Exhibition traces linkages between India and The Beatles
LIVERPOOL: How much India influenced The Beatles remains a matter of debate, but some key details and memorabilia of the iconic band’s association with India – including maestro Ravi Shankar’s Shyama sitar – go on display at its museum from Thursday.
Called “Beatles in India”, the exhibition in the Albert Dock is described as ‘one-of-a- kind’ that explores the ‘relatively secretive episode’ in the Beatles story. It includes imagery and personal accounts of the band’s associates, some of whom travelled to Rishikesh in February 1968.
Thursday marks 50 years since the band visited India at the invitation of Maharishi Mahesh Yogi. Themed areas in the exhibition that runs for two years seek to recreate the colours, sounds and smells of Rishikesh.
The sitar Ravi Shankar used for practice and composition work was sourced from Rikhi Ram, a popular New Delhi-based store of music instruments, and has been loaned to The Beatles Story by the Ravi Shankar Foundation.
Ravi Shankar taught the sitar to Beatle George Harrison, who later helped popularise the use of Indian instruments in the 1960s pop music. Harrison, who believed he had a spiritual connection with India, donated land for a major Hindu temple in Hert- fordshire in 1973.

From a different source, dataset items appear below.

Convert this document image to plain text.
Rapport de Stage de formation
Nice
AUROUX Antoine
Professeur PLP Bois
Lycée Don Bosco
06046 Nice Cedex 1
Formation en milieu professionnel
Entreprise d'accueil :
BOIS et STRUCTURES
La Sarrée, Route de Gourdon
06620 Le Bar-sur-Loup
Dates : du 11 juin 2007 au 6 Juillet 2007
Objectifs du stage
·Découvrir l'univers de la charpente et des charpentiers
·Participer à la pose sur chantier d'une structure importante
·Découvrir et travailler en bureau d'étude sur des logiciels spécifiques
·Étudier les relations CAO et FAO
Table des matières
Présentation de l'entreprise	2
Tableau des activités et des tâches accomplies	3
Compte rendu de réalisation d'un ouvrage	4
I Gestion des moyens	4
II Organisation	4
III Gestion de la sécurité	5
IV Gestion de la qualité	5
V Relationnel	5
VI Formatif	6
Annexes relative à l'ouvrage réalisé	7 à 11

Pattie Boyd, former wife of Harrison, recounted the 1968 visit to a group of visiting journalists on Tuesday as a “special, magical time”, and said it was not apparent then that the band would break up after leaving India. Jenny Boyd, her sister and part of the 1968 group, who gave up modeling after discovering meditation during the visit, also shared her memories. Pattie said: “They (the four Beatles) were all together.”